Tim Curley’s and Guido d’Elia’s pride and joy, the STEP program, could get some needed changes under the Joyner regime at Penn State Athletics.
The euphemistically ironic acronym STEP stands for Seat Transfer & Equity Plan, which was anything but equitable in the minds of many fans.
“Let’s say this: We’ve actually talked to some alums and supporters that have some ideas about it,” he said of the program. “We’re listening to them, and it was our intention to take a very strong look at the STEP program. We didn’t have enough time this year because of the way things unfolded. … But it’s been my intention to relook at the STEP program anyway for the next season.
“Now we’ll relook at the STEP program based on what we know the world is right now.

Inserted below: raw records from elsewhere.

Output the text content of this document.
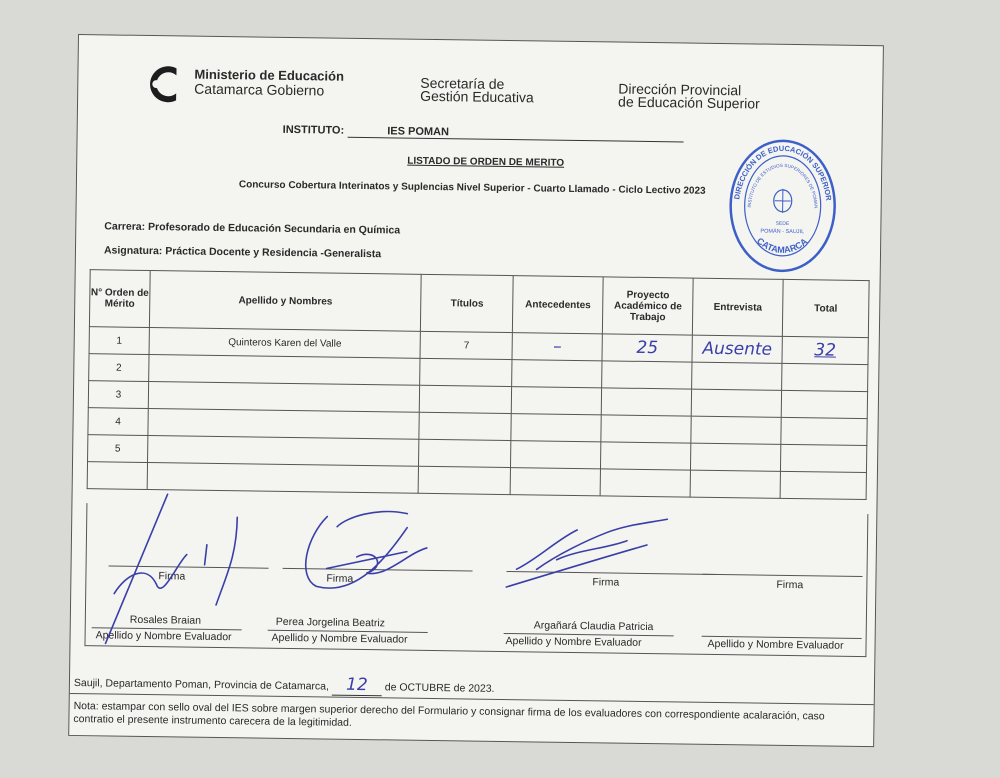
Ministerio de Educación
Catamarca Gobierno	Secretaría de
Gestión Educativa	Dirección Provincial
de Educación Superior
INSTITUTO:	IES POMAN
LISTADO DE ORDEN DE MERITO
Concurso Cobertura Interinatos y Suplencias Nivel Superior - Cuarto Llamado - Ciclo Lectivo 2023
Carrera: Profesorado de Educación Secundaria en Química
Asignatura: Práctica Docente y Residencia -Generalista
DIRECCIÓN DE EDUCACIÓN SUPERIOR
INSTITUTO DE ESTUDIOS SUPERIORES DE POMAN
SEDE
POMÁN - SAUJIL
CATAMARCA
N° Orden de Mérito	Apellido y Nombres	Títulos	Antecedentes	Proyecto Académico de Trabajo	Entrevista	Total
1	Quinteros Karen del Valle	7	–	25	Ausente	32
2						
3						
4						
5						

Firma	Firma	Firma	Firma
Rosales Braian	Perea Jorgelina Beatriz	Argañará Claudia Patricia
Apellido y Nombre Evaluador	Apellido y Nombre Evaluador	Apellido y Nombre Evaluador	Apellido y Nombre Evaluador
Saujil, Departamento Poman, Provincia de Catamarca, 12 de OCTUBRE de 2023.
Nota: estampar con sello oval del IES sobre margen superior derecho del Formulario y consignar firma de los evaluadores con correspondiente acalaración, caso contratio el presente instrumento carecera de la legitimidad.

So I don’t know what we’ll do, if anything, but we’re going to relook at it.”
Any changes would be implemented no earlier than the 2013 football season.
Many season ticket holders were pissed off when STEP was announced, and the students got screwed big time, with their primo seats being swapped with a much less desirable end zone location.
Last year, the first season in which STEP existed, had the smallest average attendance since Beaver Stadium was expanded in 2001.
This year, Penn State claims to have sold 85,000 season tickets.
With the program crippled by NCAA sanctions, how long can that last? How long can Penn State continue to sell seats at $400 and $600. Joyner needs to take a long, hard look at the details.